1. As I stumbled back to my bedroom, his arm around my shoulders, I suddenly found myself wishing I could fall asleep like that.  I could fall asleep like that, I knew it.  I wanted to wake up next to him.

    That thought almost startled me awake.  I had never acknowledged my feelings for him—confronting those thoughts was frightening.  If he didn’t feel that way I’d lose my best friend, you know?  I never wanted to take that chance.

    But, in that hazy, dreamlike walk, my heart hijacked my brain and decided it was worth the try.

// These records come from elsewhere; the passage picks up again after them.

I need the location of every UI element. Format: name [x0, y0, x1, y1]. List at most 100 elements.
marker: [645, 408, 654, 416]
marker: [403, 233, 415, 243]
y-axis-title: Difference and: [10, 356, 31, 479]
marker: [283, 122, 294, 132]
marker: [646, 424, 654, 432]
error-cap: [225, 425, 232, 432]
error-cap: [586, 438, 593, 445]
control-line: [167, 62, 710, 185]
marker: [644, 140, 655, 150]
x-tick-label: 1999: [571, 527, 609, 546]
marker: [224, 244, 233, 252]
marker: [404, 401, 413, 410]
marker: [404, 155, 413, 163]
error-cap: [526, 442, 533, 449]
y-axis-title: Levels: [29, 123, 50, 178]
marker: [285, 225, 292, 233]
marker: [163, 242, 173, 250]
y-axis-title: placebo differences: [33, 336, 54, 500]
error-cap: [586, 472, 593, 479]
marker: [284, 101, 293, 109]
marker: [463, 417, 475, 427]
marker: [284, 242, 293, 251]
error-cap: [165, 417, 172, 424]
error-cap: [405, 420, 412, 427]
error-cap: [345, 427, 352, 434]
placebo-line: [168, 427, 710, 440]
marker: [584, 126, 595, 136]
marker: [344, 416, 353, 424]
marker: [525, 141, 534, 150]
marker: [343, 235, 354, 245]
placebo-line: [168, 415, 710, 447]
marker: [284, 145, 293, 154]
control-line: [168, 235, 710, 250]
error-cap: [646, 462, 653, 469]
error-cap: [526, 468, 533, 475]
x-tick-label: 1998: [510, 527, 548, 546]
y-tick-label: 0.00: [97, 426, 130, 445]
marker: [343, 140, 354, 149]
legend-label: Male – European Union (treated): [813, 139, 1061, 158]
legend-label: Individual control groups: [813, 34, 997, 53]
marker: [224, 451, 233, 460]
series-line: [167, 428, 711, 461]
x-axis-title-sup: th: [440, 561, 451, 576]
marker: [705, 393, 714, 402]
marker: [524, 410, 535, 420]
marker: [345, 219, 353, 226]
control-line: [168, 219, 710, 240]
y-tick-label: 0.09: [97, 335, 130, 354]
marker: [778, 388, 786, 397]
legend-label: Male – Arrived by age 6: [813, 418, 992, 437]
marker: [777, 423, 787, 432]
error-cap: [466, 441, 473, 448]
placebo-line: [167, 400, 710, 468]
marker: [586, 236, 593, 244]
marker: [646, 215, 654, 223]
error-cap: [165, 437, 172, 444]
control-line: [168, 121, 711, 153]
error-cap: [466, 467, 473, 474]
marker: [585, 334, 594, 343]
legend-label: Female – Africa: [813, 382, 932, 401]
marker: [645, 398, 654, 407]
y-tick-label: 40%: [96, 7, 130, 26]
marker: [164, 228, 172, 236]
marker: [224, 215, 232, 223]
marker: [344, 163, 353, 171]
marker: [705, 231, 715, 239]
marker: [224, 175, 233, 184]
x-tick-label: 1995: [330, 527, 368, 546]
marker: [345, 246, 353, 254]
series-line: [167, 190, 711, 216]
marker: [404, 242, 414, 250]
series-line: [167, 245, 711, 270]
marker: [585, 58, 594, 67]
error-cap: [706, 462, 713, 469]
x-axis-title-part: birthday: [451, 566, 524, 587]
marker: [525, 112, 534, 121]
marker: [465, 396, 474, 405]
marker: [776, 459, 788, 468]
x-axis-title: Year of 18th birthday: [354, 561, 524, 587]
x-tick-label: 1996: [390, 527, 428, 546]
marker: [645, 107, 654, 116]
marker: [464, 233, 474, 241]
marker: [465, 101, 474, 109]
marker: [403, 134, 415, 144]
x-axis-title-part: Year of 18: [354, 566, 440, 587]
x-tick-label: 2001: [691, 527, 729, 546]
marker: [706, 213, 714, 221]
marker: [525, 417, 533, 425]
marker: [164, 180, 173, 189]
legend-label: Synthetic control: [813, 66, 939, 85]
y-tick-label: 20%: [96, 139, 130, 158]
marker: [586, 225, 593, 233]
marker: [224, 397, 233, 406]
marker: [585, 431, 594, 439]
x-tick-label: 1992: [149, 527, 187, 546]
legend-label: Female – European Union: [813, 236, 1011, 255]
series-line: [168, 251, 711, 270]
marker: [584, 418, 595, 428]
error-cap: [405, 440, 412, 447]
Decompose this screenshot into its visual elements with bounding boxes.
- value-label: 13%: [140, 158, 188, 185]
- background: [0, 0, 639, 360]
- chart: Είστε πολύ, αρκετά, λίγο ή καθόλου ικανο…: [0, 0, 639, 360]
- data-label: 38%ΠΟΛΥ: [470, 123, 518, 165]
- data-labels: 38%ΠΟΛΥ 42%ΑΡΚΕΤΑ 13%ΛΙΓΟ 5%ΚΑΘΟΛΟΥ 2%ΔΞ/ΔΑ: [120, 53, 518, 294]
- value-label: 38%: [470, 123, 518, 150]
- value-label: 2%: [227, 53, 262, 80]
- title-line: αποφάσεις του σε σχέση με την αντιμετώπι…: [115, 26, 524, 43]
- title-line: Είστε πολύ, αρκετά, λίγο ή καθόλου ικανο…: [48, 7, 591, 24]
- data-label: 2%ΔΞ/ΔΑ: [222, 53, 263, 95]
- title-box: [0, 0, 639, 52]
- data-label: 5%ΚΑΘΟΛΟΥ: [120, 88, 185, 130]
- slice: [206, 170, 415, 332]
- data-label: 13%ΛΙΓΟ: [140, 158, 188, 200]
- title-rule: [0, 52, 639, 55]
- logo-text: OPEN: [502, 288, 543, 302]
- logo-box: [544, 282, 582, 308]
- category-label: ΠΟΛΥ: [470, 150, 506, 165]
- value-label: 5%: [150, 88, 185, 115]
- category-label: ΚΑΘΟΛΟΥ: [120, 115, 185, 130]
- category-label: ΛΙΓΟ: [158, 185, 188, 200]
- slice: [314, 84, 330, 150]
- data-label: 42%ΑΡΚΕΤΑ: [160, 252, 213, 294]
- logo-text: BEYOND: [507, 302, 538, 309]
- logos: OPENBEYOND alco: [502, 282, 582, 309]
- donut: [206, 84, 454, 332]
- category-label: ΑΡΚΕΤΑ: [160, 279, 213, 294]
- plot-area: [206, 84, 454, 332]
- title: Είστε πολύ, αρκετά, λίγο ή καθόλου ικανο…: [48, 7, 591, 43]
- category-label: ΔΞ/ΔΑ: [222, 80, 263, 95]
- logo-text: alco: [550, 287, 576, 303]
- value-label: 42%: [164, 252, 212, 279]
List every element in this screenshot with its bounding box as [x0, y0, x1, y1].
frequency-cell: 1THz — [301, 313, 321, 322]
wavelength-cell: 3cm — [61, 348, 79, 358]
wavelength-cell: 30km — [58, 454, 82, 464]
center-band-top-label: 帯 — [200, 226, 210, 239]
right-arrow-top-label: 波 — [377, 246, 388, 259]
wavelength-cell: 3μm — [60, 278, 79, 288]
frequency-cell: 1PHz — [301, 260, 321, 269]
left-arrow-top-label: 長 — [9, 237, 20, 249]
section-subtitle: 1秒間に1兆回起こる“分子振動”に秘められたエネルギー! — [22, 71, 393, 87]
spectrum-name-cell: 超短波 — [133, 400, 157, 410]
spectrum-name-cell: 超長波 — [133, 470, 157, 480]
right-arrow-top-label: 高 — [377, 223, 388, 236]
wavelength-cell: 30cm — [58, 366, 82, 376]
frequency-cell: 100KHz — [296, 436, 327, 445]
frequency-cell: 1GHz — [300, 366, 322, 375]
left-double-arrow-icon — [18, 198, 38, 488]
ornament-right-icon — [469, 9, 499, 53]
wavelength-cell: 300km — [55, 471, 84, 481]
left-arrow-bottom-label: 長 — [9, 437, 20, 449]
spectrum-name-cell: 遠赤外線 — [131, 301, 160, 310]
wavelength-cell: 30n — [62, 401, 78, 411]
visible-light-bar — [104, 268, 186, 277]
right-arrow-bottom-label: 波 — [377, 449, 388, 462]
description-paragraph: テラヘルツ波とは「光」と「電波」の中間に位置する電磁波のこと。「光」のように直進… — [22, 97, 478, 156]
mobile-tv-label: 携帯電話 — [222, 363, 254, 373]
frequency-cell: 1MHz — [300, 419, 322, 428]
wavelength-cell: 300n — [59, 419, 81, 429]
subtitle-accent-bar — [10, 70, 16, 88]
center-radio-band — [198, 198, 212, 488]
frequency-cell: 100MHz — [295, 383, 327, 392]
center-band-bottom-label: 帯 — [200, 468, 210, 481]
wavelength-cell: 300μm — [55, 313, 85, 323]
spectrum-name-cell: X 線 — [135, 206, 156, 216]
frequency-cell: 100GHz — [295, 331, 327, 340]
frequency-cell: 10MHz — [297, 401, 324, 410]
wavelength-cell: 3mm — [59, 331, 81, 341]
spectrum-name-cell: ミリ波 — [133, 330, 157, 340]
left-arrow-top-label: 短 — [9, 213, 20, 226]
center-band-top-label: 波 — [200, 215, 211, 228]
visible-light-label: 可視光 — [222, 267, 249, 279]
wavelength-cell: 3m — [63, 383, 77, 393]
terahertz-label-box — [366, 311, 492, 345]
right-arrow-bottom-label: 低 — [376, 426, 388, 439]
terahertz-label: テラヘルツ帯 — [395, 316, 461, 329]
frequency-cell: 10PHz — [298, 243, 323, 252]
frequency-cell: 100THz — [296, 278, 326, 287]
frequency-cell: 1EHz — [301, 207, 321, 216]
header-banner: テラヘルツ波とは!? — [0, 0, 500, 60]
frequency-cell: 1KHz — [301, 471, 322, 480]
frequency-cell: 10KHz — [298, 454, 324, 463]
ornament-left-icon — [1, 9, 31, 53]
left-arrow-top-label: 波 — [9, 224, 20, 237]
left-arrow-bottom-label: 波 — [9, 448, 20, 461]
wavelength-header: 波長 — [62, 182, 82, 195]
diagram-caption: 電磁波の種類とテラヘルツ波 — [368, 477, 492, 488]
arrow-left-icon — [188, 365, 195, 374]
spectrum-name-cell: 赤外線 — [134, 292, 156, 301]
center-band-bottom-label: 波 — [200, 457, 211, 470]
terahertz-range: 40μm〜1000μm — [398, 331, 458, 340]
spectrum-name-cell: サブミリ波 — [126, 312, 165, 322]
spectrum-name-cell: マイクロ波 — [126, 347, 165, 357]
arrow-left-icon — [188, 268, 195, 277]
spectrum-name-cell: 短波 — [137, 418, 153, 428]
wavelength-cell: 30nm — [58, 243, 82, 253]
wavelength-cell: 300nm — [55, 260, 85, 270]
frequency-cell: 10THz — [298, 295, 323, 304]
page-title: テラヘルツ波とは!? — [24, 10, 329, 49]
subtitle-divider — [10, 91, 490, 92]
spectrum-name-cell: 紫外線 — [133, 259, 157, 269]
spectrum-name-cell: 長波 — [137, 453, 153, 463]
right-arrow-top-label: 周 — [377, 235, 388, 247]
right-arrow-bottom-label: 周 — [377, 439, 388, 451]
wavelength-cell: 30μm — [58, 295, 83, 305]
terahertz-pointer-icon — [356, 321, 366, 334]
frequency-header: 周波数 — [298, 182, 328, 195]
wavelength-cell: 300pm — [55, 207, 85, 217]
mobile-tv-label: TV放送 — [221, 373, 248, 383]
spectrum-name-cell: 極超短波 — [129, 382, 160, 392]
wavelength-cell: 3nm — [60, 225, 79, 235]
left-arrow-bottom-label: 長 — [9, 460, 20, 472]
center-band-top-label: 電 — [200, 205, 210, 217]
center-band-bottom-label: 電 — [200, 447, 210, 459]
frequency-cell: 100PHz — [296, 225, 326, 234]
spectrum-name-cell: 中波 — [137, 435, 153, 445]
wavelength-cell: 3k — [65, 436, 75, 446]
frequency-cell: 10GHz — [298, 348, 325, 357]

    He walked me all the way to my makeshift cot, probably thinking I wasn’t conscious enough to not fall on my face.  He flinched when I reached up and grabbed his hand as he turned to leave.  

    “Don’t go,” I heard myself say, my voice thick with drowsiness.  His hands are perfect, my brain notes, rehashing what I already know.

    He turned back over his shoulder, squeezing my hand.  “Go back to sleep,” he whispered.

    “I’m cold.”

    He paused, silhouetted in the faint blue-grey light of the door.  I started shifting under the blankets—pulling them back so he could climb in beside me when he reached under the cot and pulled out the fire blanket I used when I went out in the snow.  He let go of my hand and shook the blanket out over me, the heaviness settling like the pain after a punch to the gut.

    “Please,” he said, his hand hovering awkwardly at my shoulder for a moment.  I couldn’t see his face.  “Please go back to sleep.”

    So I pretended to.  I pasted on a faint smile and closed my eyes.  “Okay,” I said, knowing that if I said I didn’t remember this in the morning, we’d both play it off to a misunderstanding.  It would reset the awkward meter.  We’d probably even laugh about it.

    But as he walked out the door and I pulled the blankets around my face, I knew I would remember.